Choosing which longitude to use

  • HMI: use header longitude.

  • GONG: if a GONG-style filename encodes a suffix (e.g. ..._268.fits.gz), you can prefer the filename value by passing prefer_filename_for_gong=True (default).

The function reports both values and their difference in the title/info dict.

Minimal usage

from coconut_tools.play_with_the_frame import plot_synoptic_aligned

# HMI (header-only)
fig, ax, info = plot_synoptic_aligned("/path/to/hmi.Synoptic_Mr_small.2134.fits",
                                      vmin=-100, vmax=100, force_sine=True)
print("HMI lon0 used:", info["lon0_used"])

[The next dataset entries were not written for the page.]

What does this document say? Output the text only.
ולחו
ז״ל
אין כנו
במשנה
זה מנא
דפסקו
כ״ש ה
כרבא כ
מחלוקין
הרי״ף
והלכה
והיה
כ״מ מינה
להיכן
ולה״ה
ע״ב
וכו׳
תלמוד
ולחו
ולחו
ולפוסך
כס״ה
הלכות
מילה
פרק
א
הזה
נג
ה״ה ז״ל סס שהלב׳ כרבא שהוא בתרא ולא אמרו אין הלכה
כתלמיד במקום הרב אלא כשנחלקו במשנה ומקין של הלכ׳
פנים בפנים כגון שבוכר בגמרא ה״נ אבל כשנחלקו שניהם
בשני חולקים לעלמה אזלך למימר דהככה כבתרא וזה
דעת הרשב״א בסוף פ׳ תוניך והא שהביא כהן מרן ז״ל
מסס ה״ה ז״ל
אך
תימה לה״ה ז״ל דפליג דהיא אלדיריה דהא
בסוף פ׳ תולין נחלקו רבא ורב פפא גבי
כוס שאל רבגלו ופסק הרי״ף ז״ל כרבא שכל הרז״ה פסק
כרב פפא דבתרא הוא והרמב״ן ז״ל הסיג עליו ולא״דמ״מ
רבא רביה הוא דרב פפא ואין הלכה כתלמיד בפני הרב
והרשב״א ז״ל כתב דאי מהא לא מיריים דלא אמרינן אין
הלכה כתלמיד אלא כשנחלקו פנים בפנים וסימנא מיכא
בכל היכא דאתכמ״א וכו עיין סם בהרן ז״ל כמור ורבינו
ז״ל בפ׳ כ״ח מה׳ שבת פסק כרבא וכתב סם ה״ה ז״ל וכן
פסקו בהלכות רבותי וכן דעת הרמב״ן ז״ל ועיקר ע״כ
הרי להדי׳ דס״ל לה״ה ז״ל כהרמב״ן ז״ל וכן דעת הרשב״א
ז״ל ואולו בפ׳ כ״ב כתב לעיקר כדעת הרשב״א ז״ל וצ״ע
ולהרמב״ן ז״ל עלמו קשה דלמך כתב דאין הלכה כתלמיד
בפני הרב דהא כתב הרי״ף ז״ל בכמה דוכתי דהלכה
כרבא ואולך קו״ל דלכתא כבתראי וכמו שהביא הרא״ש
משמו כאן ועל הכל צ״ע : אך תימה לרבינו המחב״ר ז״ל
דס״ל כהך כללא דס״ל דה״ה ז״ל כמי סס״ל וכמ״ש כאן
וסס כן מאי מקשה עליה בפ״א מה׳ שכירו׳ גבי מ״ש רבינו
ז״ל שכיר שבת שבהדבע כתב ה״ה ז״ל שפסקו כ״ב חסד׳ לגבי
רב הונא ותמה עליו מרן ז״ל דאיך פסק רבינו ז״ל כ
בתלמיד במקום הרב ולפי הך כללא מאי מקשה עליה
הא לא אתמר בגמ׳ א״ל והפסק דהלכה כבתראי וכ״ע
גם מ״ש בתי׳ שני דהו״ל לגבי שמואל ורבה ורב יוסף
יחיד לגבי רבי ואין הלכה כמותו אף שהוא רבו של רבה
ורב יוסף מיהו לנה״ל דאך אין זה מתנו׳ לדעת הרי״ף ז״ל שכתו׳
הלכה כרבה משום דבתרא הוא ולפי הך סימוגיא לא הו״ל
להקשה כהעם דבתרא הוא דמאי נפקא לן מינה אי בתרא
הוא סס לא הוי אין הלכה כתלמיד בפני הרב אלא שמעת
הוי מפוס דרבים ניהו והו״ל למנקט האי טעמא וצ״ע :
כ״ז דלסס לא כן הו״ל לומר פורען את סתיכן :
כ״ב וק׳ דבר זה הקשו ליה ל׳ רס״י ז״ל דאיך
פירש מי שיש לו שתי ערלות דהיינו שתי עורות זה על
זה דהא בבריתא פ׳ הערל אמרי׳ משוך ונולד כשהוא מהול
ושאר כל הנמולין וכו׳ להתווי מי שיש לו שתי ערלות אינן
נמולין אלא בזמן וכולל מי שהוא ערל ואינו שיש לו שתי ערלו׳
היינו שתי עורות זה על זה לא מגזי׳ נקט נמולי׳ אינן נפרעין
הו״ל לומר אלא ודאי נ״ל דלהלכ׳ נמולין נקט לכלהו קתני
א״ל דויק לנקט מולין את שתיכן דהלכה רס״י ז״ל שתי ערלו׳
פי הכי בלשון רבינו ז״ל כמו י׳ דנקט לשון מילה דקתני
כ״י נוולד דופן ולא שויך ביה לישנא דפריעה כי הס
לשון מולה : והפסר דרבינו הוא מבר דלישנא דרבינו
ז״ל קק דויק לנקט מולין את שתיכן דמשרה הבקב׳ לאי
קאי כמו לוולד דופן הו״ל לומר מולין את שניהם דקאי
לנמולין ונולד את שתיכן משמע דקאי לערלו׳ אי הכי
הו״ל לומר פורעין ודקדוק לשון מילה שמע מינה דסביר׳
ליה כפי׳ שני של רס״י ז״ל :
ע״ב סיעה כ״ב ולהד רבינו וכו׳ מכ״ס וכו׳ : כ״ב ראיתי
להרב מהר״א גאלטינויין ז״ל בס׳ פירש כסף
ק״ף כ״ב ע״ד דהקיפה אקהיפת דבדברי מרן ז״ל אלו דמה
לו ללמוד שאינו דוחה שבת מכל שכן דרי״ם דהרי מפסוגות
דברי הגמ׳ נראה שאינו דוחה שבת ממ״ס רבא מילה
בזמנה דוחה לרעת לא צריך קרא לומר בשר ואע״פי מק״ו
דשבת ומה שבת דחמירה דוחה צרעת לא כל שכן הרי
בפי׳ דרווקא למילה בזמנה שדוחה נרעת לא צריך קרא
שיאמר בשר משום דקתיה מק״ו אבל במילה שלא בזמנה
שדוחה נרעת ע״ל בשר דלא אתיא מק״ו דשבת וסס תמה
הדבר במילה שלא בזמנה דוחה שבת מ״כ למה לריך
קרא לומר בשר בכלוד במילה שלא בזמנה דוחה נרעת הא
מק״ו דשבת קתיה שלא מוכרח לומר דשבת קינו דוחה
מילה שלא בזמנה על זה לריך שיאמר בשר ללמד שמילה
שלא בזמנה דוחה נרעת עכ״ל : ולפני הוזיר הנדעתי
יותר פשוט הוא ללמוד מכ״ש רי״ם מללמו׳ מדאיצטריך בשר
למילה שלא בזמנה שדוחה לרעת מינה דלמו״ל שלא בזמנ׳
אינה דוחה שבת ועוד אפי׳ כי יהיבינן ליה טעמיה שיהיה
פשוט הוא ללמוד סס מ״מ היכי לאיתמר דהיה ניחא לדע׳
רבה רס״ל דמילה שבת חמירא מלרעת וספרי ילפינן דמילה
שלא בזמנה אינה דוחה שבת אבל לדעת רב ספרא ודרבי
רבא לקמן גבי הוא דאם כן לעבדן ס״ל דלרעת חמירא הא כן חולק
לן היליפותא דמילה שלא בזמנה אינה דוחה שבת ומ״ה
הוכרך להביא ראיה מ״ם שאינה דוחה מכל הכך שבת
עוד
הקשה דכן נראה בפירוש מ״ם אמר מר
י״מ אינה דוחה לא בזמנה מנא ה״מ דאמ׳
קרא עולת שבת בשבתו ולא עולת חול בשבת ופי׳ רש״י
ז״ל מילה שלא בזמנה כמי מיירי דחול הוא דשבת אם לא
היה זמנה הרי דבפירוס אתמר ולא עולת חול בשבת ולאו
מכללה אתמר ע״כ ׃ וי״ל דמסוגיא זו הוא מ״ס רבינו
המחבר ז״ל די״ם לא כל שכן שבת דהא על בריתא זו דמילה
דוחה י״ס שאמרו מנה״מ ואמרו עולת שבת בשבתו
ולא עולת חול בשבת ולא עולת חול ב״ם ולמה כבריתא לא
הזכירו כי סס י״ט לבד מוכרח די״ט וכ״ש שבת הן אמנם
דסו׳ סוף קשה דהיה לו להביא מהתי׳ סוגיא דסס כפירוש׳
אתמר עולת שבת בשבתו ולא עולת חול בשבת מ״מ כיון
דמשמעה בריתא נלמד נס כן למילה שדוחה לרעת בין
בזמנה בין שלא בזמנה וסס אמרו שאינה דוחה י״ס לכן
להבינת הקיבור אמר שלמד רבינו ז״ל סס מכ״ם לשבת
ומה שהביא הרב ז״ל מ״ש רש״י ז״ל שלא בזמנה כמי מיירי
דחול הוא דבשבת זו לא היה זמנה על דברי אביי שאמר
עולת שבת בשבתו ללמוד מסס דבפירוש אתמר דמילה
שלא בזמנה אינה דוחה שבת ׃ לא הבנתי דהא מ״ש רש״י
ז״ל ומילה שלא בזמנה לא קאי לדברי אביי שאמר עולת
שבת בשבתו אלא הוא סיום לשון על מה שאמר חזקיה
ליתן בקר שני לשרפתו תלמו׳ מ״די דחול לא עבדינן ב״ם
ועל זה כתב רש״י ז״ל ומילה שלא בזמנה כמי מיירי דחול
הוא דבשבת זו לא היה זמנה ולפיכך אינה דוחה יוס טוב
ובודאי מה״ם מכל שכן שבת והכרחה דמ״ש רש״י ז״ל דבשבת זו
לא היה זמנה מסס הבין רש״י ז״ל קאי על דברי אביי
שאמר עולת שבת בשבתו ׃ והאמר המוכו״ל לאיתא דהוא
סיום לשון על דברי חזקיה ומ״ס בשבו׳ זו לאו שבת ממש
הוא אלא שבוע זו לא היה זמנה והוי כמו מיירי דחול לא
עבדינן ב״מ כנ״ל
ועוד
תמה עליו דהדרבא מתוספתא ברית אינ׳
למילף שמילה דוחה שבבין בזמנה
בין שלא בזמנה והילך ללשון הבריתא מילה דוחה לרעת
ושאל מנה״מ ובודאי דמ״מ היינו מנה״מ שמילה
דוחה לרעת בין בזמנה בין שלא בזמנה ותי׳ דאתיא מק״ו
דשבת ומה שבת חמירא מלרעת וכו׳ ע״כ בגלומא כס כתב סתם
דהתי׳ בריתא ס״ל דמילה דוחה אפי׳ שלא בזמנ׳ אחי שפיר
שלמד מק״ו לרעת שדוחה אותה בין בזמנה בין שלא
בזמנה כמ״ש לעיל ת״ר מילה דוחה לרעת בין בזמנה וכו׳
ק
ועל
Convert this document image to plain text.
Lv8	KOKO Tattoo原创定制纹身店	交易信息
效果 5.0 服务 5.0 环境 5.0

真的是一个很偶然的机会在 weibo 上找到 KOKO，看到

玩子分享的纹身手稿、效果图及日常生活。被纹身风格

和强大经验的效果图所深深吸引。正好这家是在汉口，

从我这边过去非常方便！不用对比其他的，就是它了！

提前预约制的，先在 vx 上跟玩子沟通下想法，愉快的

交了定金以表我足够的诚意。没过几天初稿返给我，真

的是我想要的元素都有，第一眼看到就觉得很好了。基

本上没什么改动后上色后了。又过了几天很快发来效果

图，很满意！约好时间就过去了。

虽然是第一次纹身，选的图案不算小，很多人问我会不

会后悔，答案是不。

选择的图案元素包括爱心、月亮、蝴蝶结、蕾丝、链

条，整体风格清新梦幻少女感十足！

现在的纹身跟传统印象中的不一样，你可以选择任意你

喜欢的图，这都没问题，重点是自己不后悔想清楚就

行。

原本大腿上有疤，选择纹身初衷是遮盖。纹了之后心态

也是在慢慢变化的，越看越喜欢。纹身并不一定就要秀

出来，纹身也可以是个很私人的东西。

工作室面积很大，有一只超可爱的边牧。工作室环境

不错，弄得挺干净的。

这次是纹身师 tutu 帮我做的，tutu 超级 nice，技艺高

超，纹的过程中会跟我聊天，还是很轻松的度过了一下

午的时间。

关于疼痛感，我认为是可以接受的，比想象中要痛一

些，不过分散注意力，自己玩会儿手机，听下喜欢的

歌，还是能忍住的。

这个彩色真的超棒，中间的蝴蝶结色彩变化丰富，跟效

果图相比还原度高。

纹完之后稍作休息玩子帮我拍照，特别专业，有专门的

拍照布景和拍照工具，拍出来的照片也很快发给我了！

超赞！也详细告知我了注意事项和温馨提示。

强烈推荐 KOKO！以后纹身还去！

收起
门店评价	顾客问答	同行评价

# GONG (filename may carry the starting Carrington longitude)
fig, ax, info = plot_synoptic_aligned("mrzqs170404t1814c2189_268.fits.gz",
                                      vmin=-100, vmax=100,
                                      force_sine=True,
                                      prefer_filename_for_gong=True)
print("GONG lon0 (header/filename/used):",
      info.get("lon0_header"), info.get("lon0_filename"), info.get("lon0_used"))

Returned diagnostics

info includes keys like:

  • instrument ("HMI" / "GONG" / "UNKNOWN")

  • cdelt1_deg (deg/pixel), lon0_header, lon0_filename (if any), lon0_used

  • ctype1/cunit1 for the x-axis, and the latitude mode chosen (degrees or sine-lat) in the title.

Customization & tips

  • Color scale: pass vmin/vmax to standardize across maps/runs.

  • Latitude axis: force_degrees=True or force_sine=True if your product’s header is ambiguous.

  • Unit on colorbar: if the header provides BUNIT, it’s shown (defaults to “G”).

  • Quick alignment check: the x-axis is always Carrington [0, 360] after reordering; if your COCONUT boundary map does not line up, revisit the rotation step in Create and rotate inner-boundary .dat (for EUHFORIA/ICARUS).

CLI / script demo

The module also includes a small __main__ demo illustrating HMI vs GONG usage; adapt the paths and run as a script if needed.